そして、それに反論できず、ただ立ち尽くすことしかできなかった、自分の無力な姿。


*私が、もっとうまく立ち回っていれば。あの場で、リリスを守ることができていれば、こんなことには……。*


罪悪感が、彼女の心を苛む。


噂の発端は、間違いなくあの夜にあった。


そして、その引き金を引いたのは、自分自身の弱さだったのだと、エヴァは自分を責め続けていた。

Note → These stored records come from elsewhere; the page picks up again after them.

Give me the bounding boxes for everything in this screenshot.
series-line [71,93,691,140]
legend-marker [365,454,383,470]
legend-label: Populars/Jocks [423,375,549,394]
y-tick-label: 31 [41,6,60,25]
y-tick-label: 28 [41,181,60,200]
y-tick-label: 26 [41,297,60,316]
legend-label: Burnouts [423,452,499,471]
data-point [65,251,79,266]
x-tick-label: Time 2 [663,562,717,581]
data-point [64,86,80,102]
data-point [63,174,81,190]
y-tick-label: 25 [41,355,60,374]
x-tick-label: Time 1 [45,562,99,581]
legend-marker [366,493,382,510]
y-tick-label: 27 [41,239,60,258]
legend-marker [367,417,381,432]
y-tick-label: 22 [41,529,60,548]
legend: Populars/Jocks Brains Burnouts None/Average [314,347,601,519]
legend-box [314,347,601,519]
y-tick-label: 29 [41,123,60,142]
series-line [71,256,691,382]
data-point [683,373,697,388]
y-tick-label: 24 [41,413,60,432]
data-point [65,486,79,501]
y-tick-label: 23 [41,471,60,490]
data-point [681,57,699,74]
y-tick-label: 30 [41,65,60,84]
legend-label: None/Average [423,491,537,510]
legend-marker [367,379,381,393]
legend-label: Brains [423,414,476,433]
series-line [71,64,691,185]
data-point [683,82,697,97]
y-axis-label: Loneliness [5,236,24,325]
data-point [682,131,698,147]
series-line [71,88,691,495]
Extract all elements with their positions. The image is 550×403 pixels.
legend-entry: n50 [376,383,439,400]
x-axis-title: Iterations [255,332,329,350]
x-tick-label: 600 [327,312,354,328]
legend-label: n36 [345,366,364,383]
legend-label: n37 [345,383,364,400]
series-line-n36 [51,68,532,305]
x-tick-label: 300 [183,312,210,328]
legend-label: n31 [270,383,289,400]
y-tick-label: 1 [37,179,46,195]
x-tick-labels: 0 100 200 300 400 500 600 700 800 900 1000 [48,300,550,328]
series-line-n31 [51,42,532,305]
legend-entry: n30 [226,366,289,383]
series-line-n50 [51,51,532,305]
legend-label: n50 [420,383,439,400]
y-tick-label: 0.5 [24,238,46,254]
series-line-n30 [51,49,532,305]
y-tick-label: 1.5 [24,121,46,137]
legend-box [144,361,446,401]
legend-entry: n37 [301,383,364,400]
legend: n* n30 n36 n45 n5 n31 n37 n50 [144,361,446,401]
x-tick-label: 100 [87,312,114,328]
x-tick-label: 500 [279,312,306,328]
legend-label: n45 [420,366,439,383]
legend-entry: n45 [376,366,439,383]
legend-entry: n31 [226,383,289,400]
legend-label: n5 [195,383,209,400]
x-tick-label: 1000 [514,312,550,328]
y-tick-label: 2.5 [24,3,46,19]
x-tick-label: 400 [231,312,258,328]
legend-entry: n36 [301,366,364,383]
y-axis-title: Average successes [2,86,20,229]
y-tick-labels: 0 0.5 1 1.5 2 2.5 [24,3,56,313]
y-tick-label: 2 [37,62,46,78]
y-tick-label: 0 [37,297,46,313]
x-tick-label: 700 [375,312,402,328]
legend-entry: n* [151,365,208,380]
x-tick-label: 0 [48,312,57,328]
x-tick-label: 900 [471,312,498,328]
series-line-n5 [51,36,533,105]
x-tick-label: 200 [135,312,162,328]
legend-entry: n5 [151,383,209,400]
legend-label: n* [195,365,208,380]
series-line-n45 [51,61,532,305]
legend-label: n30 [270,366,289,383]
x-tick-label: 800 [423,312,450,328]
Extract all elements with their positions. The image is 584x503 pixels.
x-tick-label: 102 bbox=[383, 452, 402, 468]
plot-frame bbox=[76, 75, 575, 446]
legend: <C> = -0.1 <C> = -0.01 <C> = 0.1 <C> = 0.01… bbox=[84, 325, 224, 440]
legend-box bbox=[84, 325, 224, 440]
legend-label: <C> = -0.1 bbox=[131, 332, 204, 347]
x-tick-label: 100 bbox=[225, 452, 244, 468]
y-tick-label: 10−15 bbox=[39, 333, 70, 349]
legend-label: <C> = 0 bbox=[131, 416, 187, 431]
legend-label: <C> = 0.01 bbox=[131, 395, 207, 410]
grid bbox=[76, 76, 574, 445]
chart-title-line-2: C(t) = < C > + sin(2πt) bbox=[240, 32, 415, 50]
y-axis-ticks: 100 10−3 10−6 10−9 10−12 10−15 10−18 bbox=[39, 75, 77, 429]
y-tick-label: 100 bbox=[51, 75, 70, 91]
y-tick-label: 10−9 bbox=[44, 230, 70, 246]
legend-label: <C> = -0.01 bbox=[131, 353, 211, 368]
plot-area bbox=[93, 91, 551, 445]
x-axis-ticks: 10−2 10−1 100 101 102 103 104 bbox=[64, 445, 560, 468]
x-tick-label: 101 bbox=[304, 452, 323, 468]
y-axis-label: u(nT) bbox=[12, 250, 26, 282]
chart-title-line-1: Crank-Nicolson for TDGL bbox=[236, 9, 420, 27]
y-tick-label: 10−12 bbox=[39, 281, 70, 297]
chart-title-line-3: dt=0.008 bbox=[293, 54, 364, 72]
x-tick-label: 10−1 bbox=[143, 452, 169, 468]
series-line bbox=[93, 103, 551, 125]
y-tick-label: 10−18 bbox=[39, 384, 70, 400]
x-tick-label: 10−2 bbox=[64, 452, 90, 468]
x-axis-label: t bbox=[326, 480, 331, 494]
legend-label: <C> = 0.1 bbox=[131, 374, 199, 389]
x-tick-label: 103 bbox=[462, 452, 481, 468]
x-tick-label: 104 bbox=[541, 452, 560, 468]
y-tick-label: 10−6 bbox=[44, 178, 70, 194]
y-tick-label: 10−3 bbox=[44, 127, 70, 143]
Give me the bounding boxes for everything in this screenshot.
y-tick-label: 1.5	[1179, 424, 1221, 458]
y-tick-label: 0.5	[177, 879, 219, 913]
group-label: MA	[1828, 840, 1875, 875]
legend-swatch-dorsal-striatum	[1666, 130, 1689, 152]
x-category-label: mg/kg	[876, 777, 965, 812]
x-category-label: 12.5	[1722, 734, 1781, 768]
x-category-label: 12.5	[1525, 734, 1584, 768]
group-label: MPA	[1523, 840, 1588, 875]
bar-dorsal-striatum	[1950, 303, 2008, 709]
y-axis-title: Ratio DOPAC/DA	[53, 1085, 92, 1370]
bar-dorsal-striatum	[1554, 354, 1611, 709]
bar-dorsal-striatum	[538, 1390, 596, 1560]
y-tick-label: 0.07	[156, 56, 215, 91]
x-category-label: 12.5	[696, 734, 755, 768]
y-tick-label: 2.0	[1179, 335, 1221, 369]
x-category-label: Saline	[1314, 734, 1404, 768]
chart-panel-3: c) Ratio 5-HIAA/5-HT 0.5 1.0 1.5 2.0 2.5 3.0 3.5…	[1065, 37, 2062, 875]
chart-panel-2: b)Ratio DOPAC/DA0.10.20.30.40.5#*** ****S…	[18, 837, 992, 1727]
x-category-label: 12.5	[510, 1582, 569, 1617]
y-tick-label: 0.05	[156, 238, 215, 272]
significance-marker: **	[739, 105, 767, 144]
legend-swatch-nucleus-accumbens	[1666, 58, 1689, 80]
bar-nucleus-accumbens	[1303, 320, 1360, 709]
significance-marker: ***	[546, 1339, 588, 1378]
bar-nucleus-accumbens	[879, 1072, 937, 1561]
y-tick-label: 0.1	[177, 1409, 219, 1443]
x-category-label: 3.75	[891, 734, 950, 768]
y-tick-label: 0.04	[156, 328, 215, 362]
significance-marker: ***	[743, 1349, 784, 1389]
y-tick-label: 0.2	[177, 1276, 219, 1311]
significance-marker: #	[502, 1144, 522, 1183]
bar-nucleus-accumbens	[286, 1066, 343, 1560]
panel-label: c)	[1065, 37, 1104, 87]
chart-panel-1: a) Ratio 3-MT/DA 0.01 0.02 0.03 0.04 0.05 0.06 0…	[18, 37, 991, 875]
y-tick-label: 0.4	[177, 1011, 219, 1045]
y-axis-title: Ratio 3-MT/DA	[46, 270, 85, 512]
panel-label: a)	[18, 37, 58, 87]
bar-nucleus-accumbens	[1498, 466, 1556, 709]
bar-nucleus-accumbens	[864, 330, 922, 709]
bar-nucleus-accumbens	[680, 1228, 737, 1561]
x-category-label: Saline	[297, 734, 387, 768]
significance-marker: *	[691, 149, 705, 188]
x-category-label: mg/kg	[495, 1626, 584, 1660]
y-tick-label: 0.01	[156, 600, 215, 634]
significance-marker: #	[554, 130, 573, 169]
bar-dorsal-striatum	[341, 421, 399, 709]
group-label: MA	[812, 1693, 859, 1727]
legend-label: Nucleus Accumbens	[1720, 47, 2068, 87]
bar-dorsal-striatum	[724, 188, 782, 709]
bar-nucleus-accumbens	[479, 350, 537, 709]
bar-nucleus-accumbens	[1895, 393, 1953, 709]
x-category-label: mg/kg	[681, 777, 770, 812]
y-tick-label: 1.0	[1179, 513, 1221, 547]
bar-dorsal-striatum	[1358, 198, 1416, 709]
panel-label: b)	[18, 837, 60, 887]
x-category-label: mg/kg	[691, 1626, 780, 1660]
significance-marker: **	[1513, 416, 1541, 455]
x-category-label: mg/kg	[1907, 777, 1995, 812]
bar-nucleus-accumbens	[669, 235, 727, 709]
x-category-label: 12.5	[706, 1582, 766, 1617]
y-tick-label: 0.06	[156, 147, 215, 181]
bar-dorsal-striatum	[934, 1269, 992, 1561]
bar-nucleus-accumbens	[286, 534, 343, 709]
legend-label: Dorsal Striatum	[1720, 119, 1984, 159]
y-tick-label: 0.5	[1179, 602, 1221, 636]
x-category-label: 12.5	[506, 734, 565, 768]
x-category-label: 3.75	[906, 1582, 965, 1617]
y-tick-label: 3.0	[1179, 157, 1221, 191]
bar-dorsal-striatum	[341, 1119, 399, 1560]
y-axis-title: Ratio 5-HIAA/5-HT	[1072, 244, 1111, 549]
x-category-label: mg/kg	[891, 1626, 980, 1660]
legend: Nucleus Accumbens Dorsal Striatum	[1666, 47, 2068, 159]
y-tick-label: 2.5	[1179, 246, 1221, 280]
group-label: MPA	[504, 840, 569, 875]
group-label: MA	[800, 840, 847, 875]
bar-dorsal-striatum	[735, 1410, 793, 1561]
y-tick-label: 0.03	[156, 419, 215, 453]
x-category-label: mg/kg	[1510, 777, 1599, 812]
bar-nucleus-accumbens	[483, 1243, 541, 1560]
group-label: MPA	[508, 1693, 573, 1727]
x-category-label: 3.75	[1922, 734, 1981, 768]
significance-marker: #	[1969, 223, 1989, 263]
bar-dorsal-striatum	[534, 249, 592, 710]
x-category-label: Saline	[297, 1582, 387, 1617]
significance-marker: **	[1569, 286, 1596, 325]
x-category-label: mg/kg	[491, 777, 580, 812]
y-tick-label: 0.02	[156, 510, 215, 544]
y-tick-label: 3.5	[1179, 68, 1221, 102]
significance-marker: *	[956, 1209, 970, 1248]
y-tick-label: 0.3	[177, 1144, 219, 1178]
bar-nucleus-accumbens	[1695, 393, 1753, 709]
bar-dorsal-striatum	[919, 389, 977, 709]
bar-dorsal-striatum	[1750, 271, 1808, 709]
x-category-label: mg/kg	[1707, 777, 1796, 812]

「どうする、オーギュスト。このまま、あの子をギルドに置いておくわけにはいかんぞ」


ギルダの言葉は、厳しかった。


それはギルドマスターとしての、冷徹な判断だった。


「ギルドの仲間たちが、不安がっている。魔族の血を引く者がいるというだけで、任務での連携にすら、支障が出かねん。最悪の場合、ギルドの評判そのものが地に落ちる」


「……それは、早計だ」


オーギュストは、ゆっくりと首を振った。


「リリスは、我々がその目で見てきた。彼女がどれだけ誠実に働き、仲間を助けてきたか。血がどうであれ、彼女の魂は、そこらの人間よりもずっと気高い。それを、ただの噂で断じていいものか」


「綺麗事だ!」


ギルダが、拳で机を叩いた。


重い音が、部屋に響く。


「あんたも分かっているはずだ! 魔族の血は呪いだ! いつ、その本性が牙を剥くか分からん! 我々は、仲間たちの命を預かっているんだぞ!」


「だからこそ、だ」


オーギュストは、ギルダの激昂を、静かな、しかし揺るぎない視線で受け止めた。


「だからこそ、我々が見極めねばならん。彼女が、我々の信じるに足る人間であるかどうかを。……少なくとも、私は、あの子を信じたい。煤の底から彼女を救い出し、このギルドに連れてきたのは、我々なのだから」


その言葉に、ギルダはぐっと押し黙った。


「私も……私も、リリスを信じます」


エヴァが、震える声で、しかしはっきりと意思を告げた。


「彼女は、私のために、自分の全てを投げ出してくれました。あんなに優しくて、あんなに不器用な子が、私たちを裏切るなんて、絶対にありえません」


オーギュストとエヴァ、二人の決意を前に、ギルダは深いため息をついた。


「……分かった。あんたたちがそこまで言うなら、今は、私もそれに従おう」


彼女は、苦虫を噛み潰したような顔で言った。


「だが、これはギルドマスターとしての命令だ。リリスの監視は強化する。そして、本人から、直接、全てを聞き出す。それで、最終的な判断を下す。いいな?」


それは、彼らが下せる、ギリギリの妥協点だった。


リリスを信じる。


しかし、無条件ではない。


その決断は、彼らとリリスの間に、今まで存在しなかった、透明だが、確実な壁を作り出した。